Пьер оглядывался на первый дым, который он оставил округлым плотным мячиком, и уже на месте его были шары дыма, тянущегося в сторону, и пуф… (с остановкой) пуф пуф – зарождались еще три, еще четыре, и на каждый, с теми же расстановками, бум… бум бум бум – отвечали красивые, твердые, верные звуки. Казалось то, что дымы эти бежали, то, что они стояли, и мимо них бежали леса, поля и блестящие штыки. С левой стороны, по полям и кустам, беспрестанно зарождались эти большие дымы с своими торжественными отголосками, и ближе еще, по низам и лесам, вспыхивали маленькие, не успевавшие округляться дымки ружей и точно так же давали свои маленькие отголоски. Трах та та тах – трещали ружья хотя и часто, но неправильно и бедно в сравнении с орудийными выстрелами.

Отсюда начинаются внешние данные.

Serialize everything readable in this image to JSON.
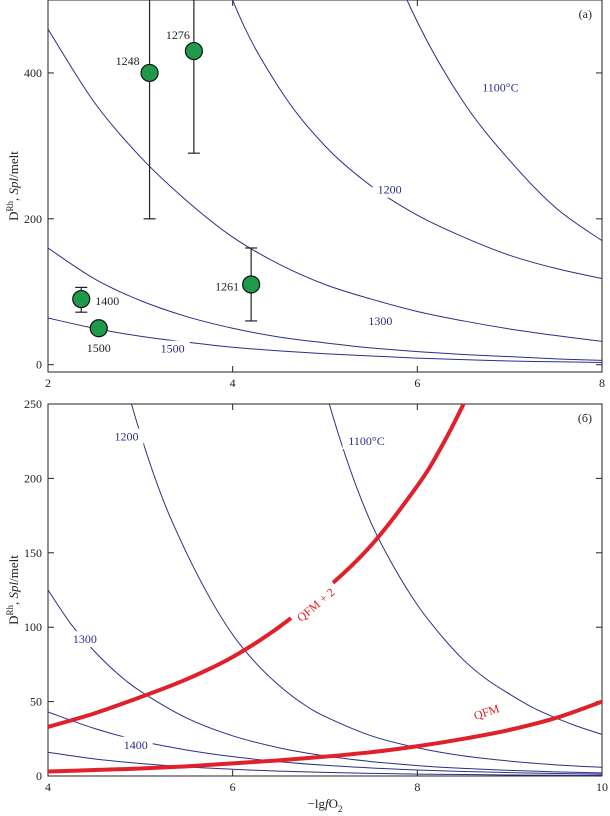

Пьеру захотелось быть там, где были эти дымы, эти блестящие штыки и пушки, это движение, эти звуки. Он оглянулся на Кутузова и на его свиту, чтобы сверить свое впечатление с другими. Все точно так же, как и он, и, как ему казалось, с тем же чувством смотрели вперед, на поле сражения. На всех лицах светилась теперь та скрытая теплота (chaleur latente) чувства, которое Пьер замечал вчера и которое он понял совершенно после своего разговора с князем Андреем.
– Поезжай, голубчик, поезжай, Христос с тобой, – говорил Кутузов, не спуская глаз с поля сражения, генералу, стоявшему подле него.
Выслушав приказание, генерал этот прошел мимо Пьера, к сходу с кургана.
– К переправе! – холодно и строго сказал генерал в ответ на вопрос одного из штабных, куда он едет. «И я, и я», – подумал Пьер и пошел по направлению за генералом.
Генерал садился на лошадь, которую подал ему казак. Пьер подошел к своему берейтору, державшему лошадей. Спросив, которая посмирнее, Пьер взлез на лошадь, схватился за гриву, прижал каблуки вывернутых ног к животу лошади и, чувствуя, что очки его спадают и что он не в силах отвести рук от гривы и поводьев, поскакал за генералом, возбуждая улыбки штабных, с кургана смотревших на него.